What degree do most millionaires have? ›

You can study Engineering, Economics/Finance, Politics, Mathematics, Computer Science, Law, or MBA to enhance your financial strength, as these are some of the highest-paying degrees in the world.

How rich people think differently? ›

Average people focus on saving. Rich people focus on earning. Siebold theorizes that the wealthy focus on what they'll gain by taking risks, rather than how to save what they have. "The masses are so focused on clipping coupons and living frugally they miss major opportunities," he writes.

How are the rich different from the poor? ›

Rich people see money as an opportunity, poor people see it as something to be earned. Rich people are said to make money work for them. Instead of just working and relying on income, a rich person would take a proportion of their income and invest it. Compounded interest works in favour of the rich.

What is the difference between broke and poor mentality? ›

Being broke refers to a current financial situation.
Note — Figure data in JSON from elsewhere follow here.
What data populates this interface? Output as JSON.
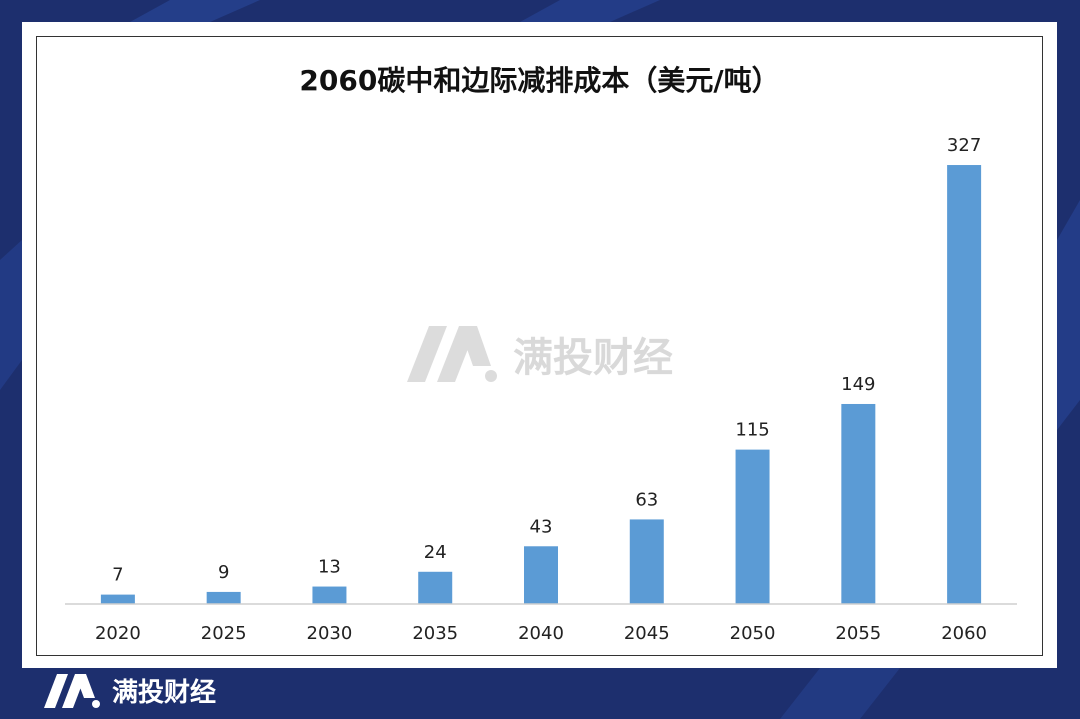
{
  "brand": {
    "name": "满投财经",
    "bg_color": "#1d2f6e",
    "accent_color": "#2a4aa0"
  },
  "chart_data": {
    "type": "bar",
    "title": "2060碳中和边际减排成本（美元/吨）",
    "categories": [
      "2020",
      "2025",
      "2030",
      "2035",
      "2040",
      "2045",
      "2050",
      "2055",
      "2060"
    ],
    "values": [
      7,
      9,
      13,
      24,
      43,
      63,
      115,
      149,
      327
    ],
    "bar_color": "#5b9bd5",
    "grid": false,
    "legend": "none",
    "ylim": [
      0,
      330
    ]
  }
}
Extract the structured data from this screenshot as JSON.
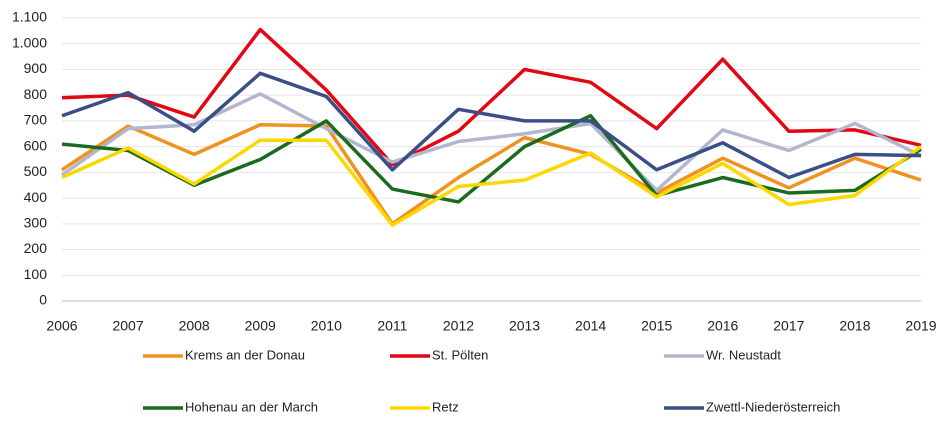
{
  "chart_data": {
    "type": "line",
    "categories": [
      "2006",
      "2007",
      "2008",
      "2009",
      "2010",
      "2011",
      "2012",
      "2013",
      "2014",
      "2015",
      "2016",
      "2017",
      "2018",
      "2019"
    ],
    "series": [
      {
        "name": "Krems an der Donau",
        "color": "#f0921e",
        "values": [
          510,
          680,
          570,
          685,
          680,
          300,
          480,
          635,
          570,
          420,
          555,
          440,
          555,
          470
        ]
      },
      {
        "name": "St. Pölten",
        "color": "#e30613",
        "values": [
          790,
          800,
          715,
          1055,
          820,
          530,
          660,
          900,
          850,
          670,
          940,
          660,
          665,
          605
        ]
      },
      {
        "name": "Wr. Neustadt",
        "color": "#b3b6cf",
        "values": [
          490,
          670,
          685,
          805,
          670,
          540,
          620,
          650,
          690,
          430,
          665,
          585,
          690,
          565
        ]
      },
      {
        "name": "Hohenau an der March",
        "color": "#1b6b1e",
        "values": [
          610,
          585,
          450,
          550,
          700,
          435,
          385,
          600,
          720,
          410,
          480,
          420,
          430,
          590
        ]
      },
      {
        "name": "Retz",
        "color": "#ffd700",
        "values": [
          480,
          595,
          455,
          625,
          625,
          295,
          445,
          470,
          575,
          405,
          535,
          375,
          410,
          600
        ]
      },
      {
        "name": "Zwettl-Niederösterreich",
        "color": "#3a4f86",
        "values": [
          720,
          810,
          660,
          885,
          795,
          510,
          745,
          700,
          700,
          510,
          615,
          480,
          570,
          565
        ]
      }
    ],
    "ylim": [
      0,
      1100
    ],
    "yticks": [
      0,
      100,
      200,
      300,
      400,
      500,
      600,
      700,
      800,
      900,
      {
        "value": 1000,
        "label": "1.000"
      },
      {
        "value": 1100,
        "label": "1.100"
      }
    ],
    "grid": true
  }
}
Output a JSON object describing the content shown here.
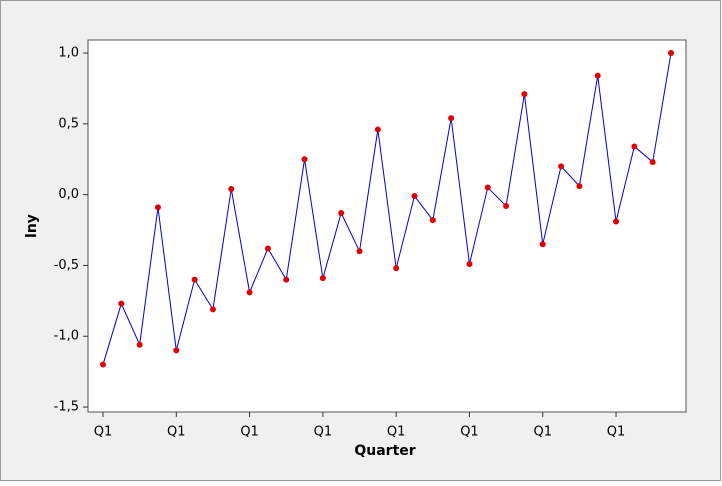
{
  "chart_data": {
    "type": "line",
    "x_label": "Quarter",
    "y_label": "lny",
    "categories": [
      "Q1",
      null,
      null,
      null,
      "Q1",
      null,
      null,
      null,
      "Q1",
      null,
      null,
      null,
      "Q1",
      null,
      null,
      null,
      "Q1",
      null,
      null,
      null,
      "Q1",
      null,
      null,
      null,
      "Q1",
      null,
      null,
      null,
      "Q1",
      null,
      null,
      null
    ],
    "series": [
      {
        "name": "lny",
        "color": "#0000cc",
        "marker_color": "#e00000",
        "values": [
          -1.2,
          -0.77,
          -1.06,
          -0.09,
          -1.1,
          -0.6,
          -0.81,
          0.04,
          -0.69,
          -0.38,
          -0.6,
          0.25,
          -0.59,
          -0.13,
          -0.4,
          0.46,
          -0.52,
          -0.01,
          -0.18,
          0.54,
          -0.49,
          0.05,
          -0.08,
          0.71,
          -0.35,
          0.2,
          0.06,
          0.84,
          -0.19,
          0.34,
          0.23,
          1.0
        ]
      }
    ],
    "ylim": [
      -1.535,
      1.092
    ],
    "yticks": [
      {
        "value": -1.5,
        "label": "-1,5"
      },
      {
        "value": -1.0,
        "label": "-1,0"
      },
      {
        "value": -0.5,
        "label": "-0,5"
      },
      {
        "value": 0.0,
        "label": "0,0"
      },
      {
        "value": 0.5,
        "label": "0,5"
      },
      {
        "value": 1.0,
        "label": "1,0"
      }
    ],
    "grid": false
  }
}
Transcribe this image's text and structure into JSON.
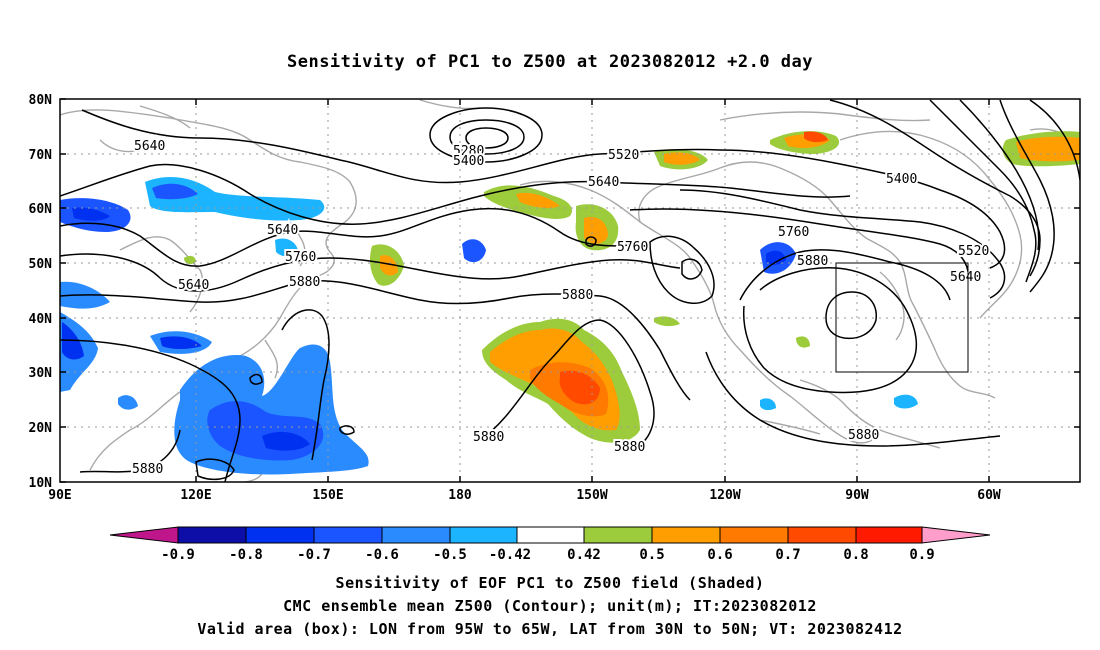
{
  "title": "Sensitivity of PC1 to Z500 at 2023082012 +2.0 day",
  "axes": {
    "lat_labels": [
      "80N",
      "70N",
      "60N",
      "50N",
      "40N",
      "30N",
      "20N",
      "10N"
    ],
    "lon_labels": [
      "90E",
      "120E",
      "150E",
      "180",
      "150W",
      "120W",
      "90W",
      "60W"
    ]
  },
  "contour_labels": [
    "5640",
    "5640",
    "5640",
    "5760",
    "5880",
    "5280",
    "5400",
    "5520",
    "5640",
    "5760",
    "5400",
    "5760",
    "5880",
    "5520",
    "5640",
    "5880",
    "5880",
    "5880",
    "5880",
    "5880"
  ],
  "colorbar": {
    "labels": [
      "-0.9",
      "-0.8",
      "-0.7",
      "-0.6",
      "-0.5",
      "-0.42",
      "0.42",
      "0.5",
      "0.6",
      "0.7",
      "0.8",
      "0.9"
    ],
    "colors": [
      "#c0168c",
      "#0d0da8",
      "#0030f0",
      "#1a55ff",
      "#2a8bff",
      "#1db4ff",
      "#17d4ff",
      "#ffffff",
      "#9ccc3c",
      "#ff9e00",
      "#ff7a00",
      "#ff4a00",
      "#ff1a00",
      "#ff9ecb"
    ]
  },
  "captions": {
    "line1": "Sensitivity of EOF PC1 to Z500 field (Shaded)",
    "line2": "CMC ensemble mean Z500 (Contour); unit(m); IT:2023082012",
    "line3": "Valid area (box): LON from 95W to 65W, LAT from 30N to 50N; VT: 2023082412"
  }
}
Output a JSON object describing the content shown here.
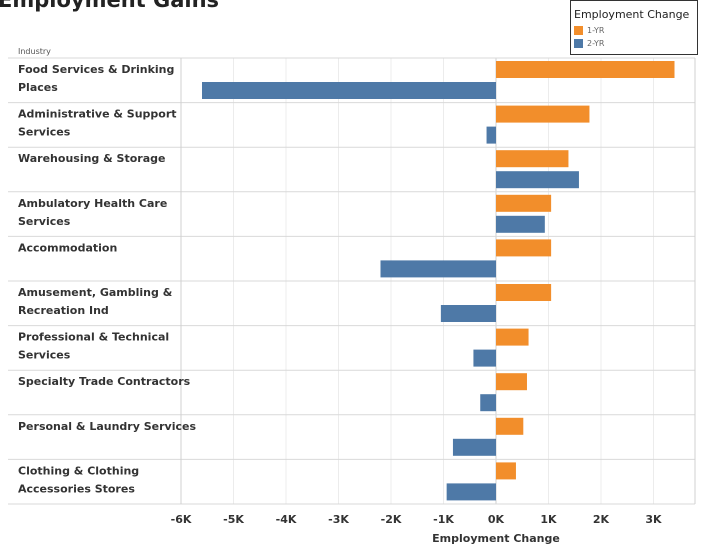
{
  "title": "Employment Gains",
  "legend": {
    "title": "Employment Change",
    "items": [
      {
        "label": "1-YR",
        "color": "#f28e2b"
      },
      {
        "label": "2-YR",
        "color": "#4e79a7"
      }
    ]
  },
  "chart_data": {
    "type": "bar",
    "orientation": "horizontal",
    "row_header": "Industry",
    "xlabel": "Employment Change",
    "xlim": [
      -6000,
      3300
    ],
    "x_ticks": [
      -6000,
      -5000,
      -4000,
      -3000,
      -2000,
      -1000,
      0,
      1000,
      2000,
      3000
    ],
    "x_tick_labels": [
      "-6K",
      "-5K",
      "-4K",
      "-3K",
      "-2K",
      "-1K",
      "0K",
      "1K",
      "2K",
      "3K"
    ],
    "grid": true,
    "legend_position": "top-right",
    "categories": [
      [
        "Food Services & Drinking",
        "Places"
      ],
      [
        "Administrative & Support",
        "Services"
      ],
      [
        "Warehousing & Storage"
      ],
      [
        "Ambulatory Health Care",
        "Services"
      ],
      [
        "Accommodation"
      ],
      [
        "Amusement, Gambling &",
        "Recreation Ind"
      ],
      [
        "Professional & Technical",
        "Services"
      ],
      [
        "Specialty Trade Contractors"
      ],
      [
        "Personal & Laundry Services"
      ],
      [
        "Clothing & Clothing",
        "Accessories Stores"
      ]
    ],
    "series": [
      {
        "name": "1-YR",
        "color": "#f28e2b",
        "values": [
          3400,
          1780,
          1380,
          1050,
          1050,
          1050,
          620,
          590,
          520,
          380
        ]
      },
      {
        "name": "2-YR",
        "color": "#4e79a7",
        "values": [
          -5600,
          -180,
          1580,
          930,
          -2200,
          -1050,
          -430,
          -300,
          -820,
          -940
        ]
      }
    ]
  }
}
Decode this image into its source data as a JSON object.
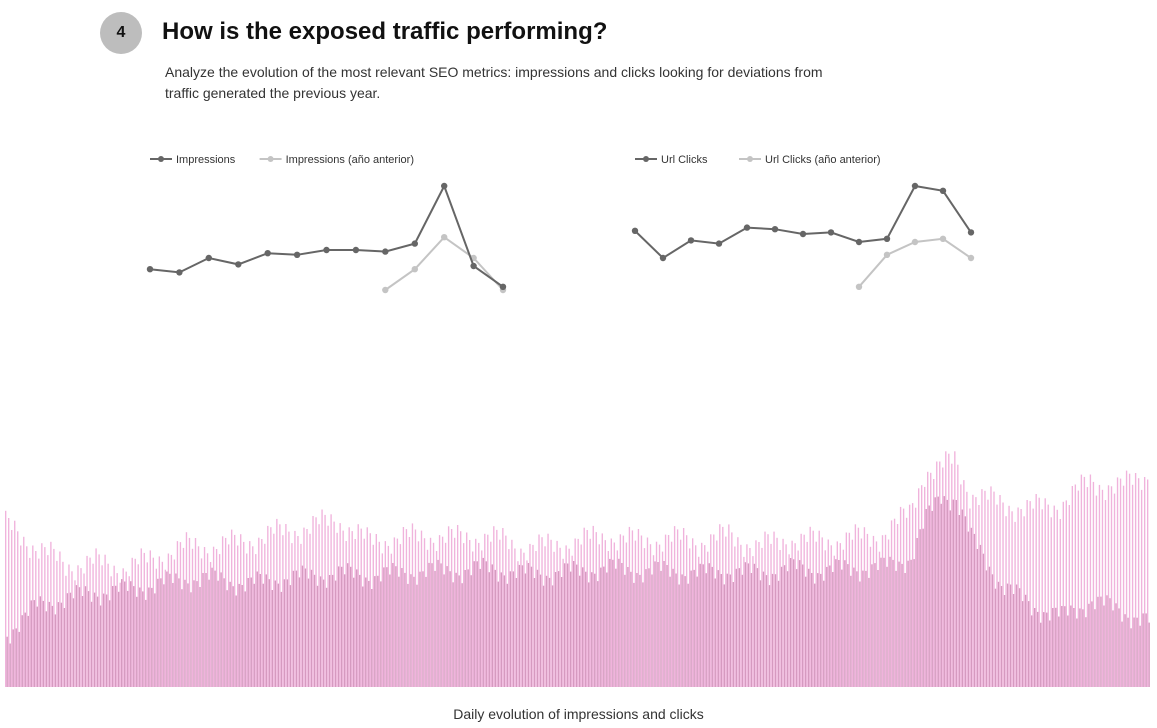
{
  "section": {
    "number": "4",
    "title": "How is the exposed traffic performing?",
    "description": "Analyze the evolution of the most relevant SEO metrics: impressions and clicks looking for deviations from traffic generated the previous year."
  },
  "colors": {
    "current": "#666666",
    "previous": "#c4c4c4",
    "bar_light": "#f0b3dc",
    "bar_dark": "#d69ac0"
  },
  "caption": "Daily evolution of impressions and clicks",
  "chart_data": [
    {
      "type": "line",
      "title": "",
      "xlabel": "",
      "ylabel": "",
      "legend": "top-left",
      "grid": false,
      "ylim": [
        0,
        100
      ],
      "series": [
        {
          "name": "Impressions",
          "values": [
            38,
            36,
            45,
            41,
            48,
            47,
            50,
            50,
            49,
            54,
            90,
            40,
            27
          ]
        },
        {
          "name": "Impressions (año anterior)",
          "values": [
            null,
            null,
            null,
            null,
            null,
            null,
            null,
            null,
            25,
            38,
            58,
            45,
            25
          ]
        }
      ]
    },
    {
      "type": "line",
      "title": "",
      "xlabel": "",
      "ylabel": "",
      "legend": "top-left",
      "grid": false,
      "ylim": [
        0,
        100
      ],
      "series": [
        {
          "name": "Url Clicks",
          "values": [
            62,
            45,
            56,
            54,
            64,
            63,
            60,
            61,
            55,
            57,
            90,
            87,
            61
          ]
        },
        {
          "name": "Url Clicks (año anterior)",
          "values": [
            null,
            null,
            null,
            null,
            null,
            null,
            null,
            null,
            27,
            47,
            55,
            57,
            45
          ]
        }
      ]
    },
    {
      "type": "bar",
      "title": "",
      "xlabel": "",
      "ylabel": "",
      "grid": false,
      "ylim": [
        0,
        100
      ],
      "n_days": 380,
      "series": [
        {
          "name": "",
          "anchors_x": [
            0,
            10,
            20,
            30,
            40,
            50,
            60,
            70,
            80,
            90,
            100,
            110,
            120,
            130,
            140,
            150,
            160,
            170,
            180,
            190,
            200,
            210,
            220,
            230,
            240,
            250,
            260,
            270,
            280,
            290,
            300,
            305,
            310,
            315,
            320,
            330,
            340,
            350,
            360,
            370,
            379
          ],
          "anchors_y": [
            60,
            52,
            45,
            46,
            44,
            48,
            52,
            52,
            54,
            57,
            59,
            62,
            54,
            55,
            56,
            55,
            56,
            52,
            52,
            54,
            56,
            54,
            55,
            54,
            56,
            52,
            55,
            54,
            55,
            56,
            64,
            80,
            81,
            84,
            72,
            68,
            66,
            68,
            76,
            74,
            79
          ]
        },
        {
          "name": "",
          "anchors_x": [
            0,
            10,
            20,
            30,
            40,
            50,
            60,
            70,
            80,
            90,
            100,
            110,
            120,
            130,
            140,
            150,
            160,
            170,
            180,
            190,
            200,
            210,
            220,
            230,
            240,
            250,
            260,
            270,
            280,
            290,
            300,
            305,
            310,
            315,
            320,
            330,
            340,
            350,
            360,
            370,
            379
          ],
          "anchors_y": [
            20,
            30,
            33,
            35,
            36,
            38,
            40,
            40,
            38,
            40,
            41,
            42,
            41,
            42,
            43,
            43,
            44,
            42,
            42,
            43,
            44,
            43,
            43,
            42,
            43,
            42,
            44,
            43,
            44,
            44,
            48,
            62,
            71,
            70,
            55,
            38,
            30,
            26,
            32,
            28,
            24
          ]
        }
      ]
    }
  ]
}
Poor however, is a state of mind. The person who is broke can rectify their circ*mstances by improving their finances. As a solution, they seek to change their strategy in a way to improve their finances.

Does wealth change the way you think? ›

Psychologists who study the impact of wealth and inequality on human behavior have found that money can powerfully influence our thoughts and actions in ways that we're often not aware of, no matter our economic circ*mstances.